Hastaneye vardıklarında müdahale edecek bir doktorun bile bulunmadığını ifade eden Erol çifti, epikriz raporunu bile hemşireye yazdıran M.G. isimli doktora tepki gösterdi:

"Hastaneye gittiğimizde çocuğa müdahale edecek bir doktor yoktu, yoğun bakım doktoru da yoktu. Ayrıca bize açıklama yapacak da kimse yoktu. Doktorların 7/24 orada olması gerekiyordu. Biz de doktora bir şekilde ulaştık ve M.G. isimli doktorla görüştük. Ben dedim ki, "Siz hastanede yoksunuz, bu çocuklara bir şey olursa, nasıl müdahale ediyorsunuz?" dediğimde bana şöyle söyledi: "Biz hemşireleri görüntülü arıyoruz ve ne yapması gerektiğini söylüyoruz."

Daha sonra epikriz istedim çünkü başka hastaneye sevkini yapacaktım. Ancak bana hastanede olmadığı için epikriz veremedi çünkü imzası gerekiyordu. Daha sonrasında zorlayarak hemşirelerden birine epikriz yazdırdı. Bu da suç yani başkasına epikriz yazdırması. Bana diyor ki, "Başka hastaneye taşırsınız, bu çocuk yolda ölür, çok tehlikeli, çok sıkıntılı bir çocuk. Ben de dedim ki; "Ben size sağlam verdim, nasıl bu kadar sıkıntılı olabiliyor?"

Çocuğun başka hastaneye taşınması için ambulans isteyen baba, hastanede ambulansın bulunmadığını öğrendi ve çocuğunun idrarını yapamamasının sebebinin sondanın yanlış takılması olduğunu belirtti:

"Daha sonrasında ben çocuğumu başka hastaneye taşımaya karar verdim. Ambulans istedim ancak hastanede ambulans da yoktu. Neden?

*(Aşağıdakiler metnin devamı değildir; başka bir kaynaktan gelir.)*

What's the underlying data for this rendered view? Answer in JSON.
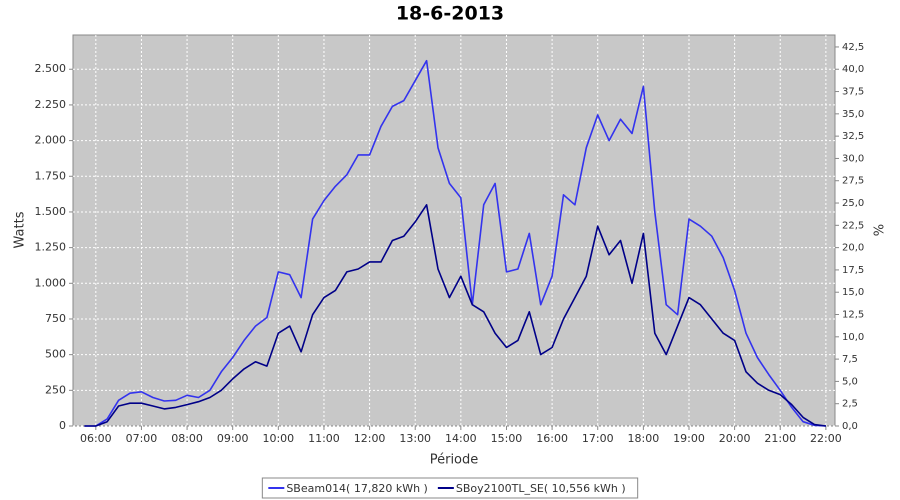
{
  "chart_data": {
    "type": "line",
    "title": "18-6-2013",
    "x_label": "Période",
    "y_label": "Watts",
    "y2_label": "%",
    "x": [
      5.75,
      6,
      6.25,
      6.5,
      6.75,
      7,
      7.25,
      7.5,
      7.75,
      8,
      8.25,
      8.5,
      8.75,
      9,
      9.25,
      9.5,
      9.75,
      10,
      10.25,
      10.5,
      10.75,
      11,
      11.25,
      11.5,
      11.75,
      12,
      12.25,
      12.5,
      12.75,
      13,
      13.25,
      13.5,
      13.75,
      14,
      14.25,
      14.5,
      14.75,
      15,
      15.25,
      15.5,
      15.75,
      16,
      16.25,
      16.5,
      16.75,
      17,
      17.25,
      17.5,
      17.75,
      18,
      18.25,
      18.5,
      18.75,
      19,
      19.25,
      19.5,
      19.75,
      20,
      20.25,
      20.5,
      20.75,
      21,
      21.25,
      21.5,
      21.75,
      22
    ],
    "series": [
      {
        "name": "SBeam014( 17,820 kWh )",
        "color": "#3333ee",
        "values": [
          0,
          0,
          50,
          180,
          230,
          240,
          200,
          175,
          180,
          215,
          200,
          250,
          380,
          480,
          600,
          700,
          760,
          1080,
          1060,
          900,
          1450,
          1580,
          1680,
          1760,
          1900,
          1900,
          2100,
          2240,
          2280,
          2420,
          2560,
          1950,
          1700,
          1600,
          850,
          1550,
          1700,
          1080,
          1100,
          1350,
          850,
          1050,
          1620,
          1550,
          1950,
          2180,
          2000,
          2150,
          2050,
          2380,
          1500,
          850,
          780,
          1450,
          1400,
          1330,
          1180,
          950,
          650,
          480,
          360,
          250,
          130,
          30,
          5,
          0
        ]
      },
      {
        "name": "SBoy2100TL_SE( 10,556 kWh )",
        "color": "#000088",
        "values": [
          0,
          0,
          30,
          140,
          160,
          160,
          140,
          120,
          130,
          150,
          170,
          200,
          250,
          330,
          400,
          450,
          420,
          650,
          700,
          520,
          780,
          900,
          950,
          1080,
          1100,
          1150,
          1150,
          1300,
          1330,
          1430,
          1550,
          1100,
          900,
          1050,
          850,
          800,
          650,
          550,
          600,
          800,
          500,
          550,
          750,
          900,
          1050,
          1400,
          1200,
          1300,
          1000,
          1350,
          650,
          500,
          700,
          900,
          850,
          750,
          650,
          600,
          380,
          300,
          250,
          220,
          150,
          60,
          10,
          0
        ]
      }
    ],
    "xlim": [
      5.5,
      22.2
    ],
    "xticks": [
      {
        "value": 6,
        "label": "06:00"
      },
      {
        "value": 7,
        "label": "07:00"
      },
      {
        "value": 8,
        "label": "08:00"
      },
      {
        "value": 9,
        "label": "09:00"
      },
      {
        "value": 10,
        "label": "10:00"
      },
      {
        "value": 11,
        "label": "11:00"
      },
      {
        "value": 12,
        "label": "12:00"
      },
      {
        "value": 13,
        "label": "13:00"
      },
      {
        "value": 14,
        "label": "14:00"
      },
      {
        "value": 15,
        "label": "15:00"
      },
      {
        "value": 16,
        "label": "16:00"
      },
      {
        "value": 17,
        "label": "17:00"
      },
      {
        "value": 18,
        "label": "18:00"
      },
      {
        "value": 19,
        "label": "19:00"
      },
      {
        "value": 20,
        "label": "20:00"
      },
      {
        "value": 21,
        "label": "21:00"
      },
      {
        "value": 22,
        "label": "22:00"
      }
    ],
    "ylim": [
      0,
      2740
    ],
    "yticks": [
      0,
      250,
      500,
      750,
      {
        "value": 1000,
        "label": "1.000"
      },
      {
        "value": 1250,
        "label": "1.250"
      },
      {
        "value": 1500,
        "label": "1.500"
      },
      {
        "value": 1750,
        "label": "1.750"
      },
      {
        "value": 2000,
        "label": "2.000"
      },
      {
        "value": 2250,
        "label": "2.250"
      },
      {
        "value": 2500,
        "label": "2.500"
      }
    ],
    "y2lim": [
      0,
      43.84
    ],
    "y2ticks": [
      {
        "value": 0,
        "label": "0,0"
      },
      {
        "value": 2.5,
        "label": "2,5"
      },
      {
        "value": 5,
        "label": "5,0"
      },
      {
        "value": 7.5,
        "label": "7,5"
      },
      {
        "value": 10,
        "label": "10,0"
      },
      {
        "value": 12.5,
        "label": "12,5"
      },
      {
        "value": 15,
        "label": "15,0"
      },
      {
        "value": 17.5,
        "label": "17,5"
      },
      {
        "value": 20,
        "label": "20,0"
      },
      {
        "value": 22.5,
        "label": "22,5"
      },
      {
        "value": 25,
        "label": "25,0"
      },
      {
        "value": 27.5,
        "label": "27,5"
      },
      {
        "value": 30,
        "label": "30,0"
      },
      {
        "value": 32.5,
        "label": "32,5"
      },
      {
        "value": 35,
        "label": "35,0"
      },
      {
        "value": 37.5,
        "label": "37,5"
      },
      {
        "value": 40,
        "label": "40,0"
      },
      {
        "value": 42.5,
        "label": "42,5"
      }
    ],
    "grid": true,
    "legend": "bottom"
  }
}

Ambulans şoförü evde yatıyormuş, evde yattığı için acil durum olduğunda geliyormuş. Daha sonrasında biz oğlumu taşımak için başka bir hastane bulduk, taşıdık. Gider gitmez çocuğun satürasyonu çok düşüktü. Diğer taşıdığımız hastanede, 10 dakika içerisinde satürasyon normale döndü. Ancak bu sefer de idrarını yapamıyordu. Çocuk idrarını yapamadığı için diyalize bağlanması gerekti. O arada doktorlar bakarken, meğerse idrarını yapamamasının sebebi sondanın yanlış takılmasıymış; yani küçücük çocuğa sonda bile takamamışlar. Çocuk böbreklerinden 3 ay boyunca sıkıntı çekti; 3 ay kuvözde kaldı. 3 ayın 2 ayında sıvıyla beslendi. Çocuk bir damla süt içemedi, eşim kendi sütünü dahi veremedi çocuğuma."

"BEYİN KANAMASI GEÇİRDİ"

"Bunların sonucunda, hastanenin ilgisizliği nedeniyle o 3 günde beynine oksijen gitmemesinden dolayı çocuk beyin kanaması geçirdi. Beyin kanaması sonucunda hidrosefali yani beyninde sıvı birikmesi oldu. Bunların hepsinin sonucunda şu an yüzde 100 işitme kaybı ve fiziksel sıkıntılarımız var. Şu an her gün hastanede dolanıyoruz, her gün bir çözüm arıyoruz."

Baba Emre Erol’un CGTN Türk’le paylaştığı raporlarda, "Bilateral çok ileri derecede sensörinöral tipte işitme kaybı saptanmıştır" ifadeleri kullanıldı. Buna göre; bebek Y.K.E’nin işitme engeli yüzde 100, özür oranı yüzde 52 olarak değerlendirildi.